Elon Musk’s apparently chaotic takeover of Twitter is not a scaled test and learn but instead suggests a strategic void that threatens to undo the entire Musk brand.

Over the course of 2020 and 2021, the Covid years, from the time it was a scary but couldn’t-happen-here international news story through to it being the only story, the British government developed a radical new strategy for navigating a public health crisis.

It wouldn’t tell people its plan at once; it would instead leak out potential plans, ideas, new kinds of restrictions, the days those restrictions would end, or which businesses could and could not open. Then it would gauge the reaction, refine, and then formally announce.

It was like a kind of ultra-high-stakes, chaotic, and unscientific test and learn process.

Trouble was that everyone could tell that there wasn’t really any sort of plan. We had mostly intuited that clear communications tend to stem from clear strategy while mixed, uncertain comms imply chaos at the top.

Effectively, through anonymous briefings to certain journalists – who then often posted these briefed details to Twitter immediately – it would launch scraps of information into an informational free market (but one far from perfectly efficient). The ideas that were well-received were always the plan, those considered idiotic would be dismissed as idle media speculation.

Depending on the metric you looked at, it worked. If your favoured metric is approval ratings, election style, then the strategy worked pretty well, at least at first. Based, however, on confirmed cases and then excess deaths, it was a very different story, one that has led to a national inquiry

While the inquiry may not examine the communications strategy directly, the chaos of the approach, which led to individuals feeling the need to act according to their own assessment of the situation while they waited for government advice, and intra-familial disagreements, is unlikely to go down as public health communications best practice.

Or any best practice. It’s not a way to run a government and it’s not a way to run a company. But fast forward two years and there are strange parallels with the takeover of Twitter by one Elon Musk, which from the outside appears pretty chaotic.

To some, Musk is a genius of the highest order whose ambition is almost single-handedly pushing the boundaries of humanity through private enterprise to space, to Mars, and beyond.

To others, he’s an increasingly problematic, occasionally vindictive show-off whose companies’ engineering achievements (and the massive personal net worth it has brought him) have led him to believe his own hype. He also has 113 million followers on Twitter and an army of acolytes to cheer him on.

While I’m not suggesting that he’s taken a leaf out of the pandemic-era UK government – or that the stakes are even close to similar – when deciding how to run the hugely influential, if commercially underperforming Twitter, there’s a similar lesson to be taken.

That is: if you’re really good at one thing (whether that’s running a rocket company or winning elections) it doesn’t necessarily mean you’re great at everything else (running an ethically complex media platform or leading a country through a public health campaign), and accepting this reality and perhaps adapting your style may be helpful in the long run.

On the balance of current news, a switch doesn’t look likely given the progression from offering $54.20 a share for the lolz, to the limp attempt to get out of a contract he forced, to publicly trashing the company, to eventually and theatrically relenting, to the sacking of executives and as much as half of the rank and file.

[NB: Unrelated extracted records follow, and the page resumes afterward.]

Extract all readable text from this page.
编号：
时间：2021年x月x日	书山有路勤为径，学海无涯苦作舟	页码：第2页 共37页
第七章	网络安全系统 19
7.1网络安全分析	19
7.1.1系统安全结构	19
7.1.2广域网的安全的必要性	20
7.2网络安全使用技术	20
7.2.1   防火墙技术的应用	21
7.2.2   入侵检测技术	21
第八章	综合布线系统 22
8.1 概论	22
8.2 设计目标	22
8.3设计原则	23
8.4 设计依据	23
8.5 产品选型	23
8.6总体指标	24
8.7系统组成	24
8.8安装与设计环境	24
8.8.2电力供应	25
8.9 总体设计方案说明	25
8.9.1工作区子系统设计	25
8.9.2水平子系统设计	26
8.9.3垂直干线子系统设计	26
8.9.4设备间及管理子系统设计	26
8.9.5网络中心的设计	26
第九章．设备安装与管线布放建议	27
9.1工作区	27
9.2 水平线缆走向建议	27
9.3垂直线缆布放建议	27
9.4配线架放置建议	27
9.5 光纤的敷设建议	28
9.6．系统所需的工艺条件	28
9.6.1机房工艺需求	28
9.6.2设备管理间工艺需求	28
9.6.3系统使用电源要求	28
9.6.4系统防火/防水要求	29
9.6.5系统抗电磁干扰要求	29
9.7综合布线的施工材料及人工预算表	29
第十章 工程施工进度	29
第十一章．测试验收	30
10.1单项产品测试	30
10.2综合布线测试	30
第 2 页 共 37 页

Now firmly behind the wheel, the method appears to be leadership by tweeted decree, where the self-appointed “Chief Twit” throws out feature and policy proposals and gauges the reaction. But then doing things anyway.

There’s the $8 per month verification scheme, which was initially $20 but then the billionaire appeared to mistake legitimate concerns about identity as a pricing issue. New features like paywalled video and previously defunct features like Vine are being mooted and rushed through. 

But it is getting serious. Advertisers, who currently pay the bills, are holding fire on spending amid the chaos on top of a wider secular decline in digital advertising. Other brands appear to have “quiet quit” the platform.

The goodwill of others matters too, not least the creditors to which the company (onto which some of the debt of the purchase has been loaded) owes around a billion dollars annually just servicing the debt, let alone paying it off. Some of the banks involved are considering withholding debt until they see some serious plans; in their absence, the banks are preparing to take a hit in order to offload it.

Knowing how to read and react to a backlash matters to businesses. The billionaire has made a very successful career out of making very big promises and often fulfilling them, but the promise of an "everything app" is a very big one indeed, and which requires lots of users beyond the hardcore fans. 

While hoping that Twitter doesn’t collapse in the process, this is a strange new kind of test for Musk and his genius aura – his brand, if you will – which has arguably done as much to attract and retain investors as it has to build fame way beyond the high net worth buyers of Tesla cars or SpaceX services. 

Tesla famously spends nothing on advertising, but its brand relies heavily on Musk’s reputation for competence. Should the sheen come off the founder, it might discover the limits of that model.

But it will be interesting. I’m just thankful he’s not my boss.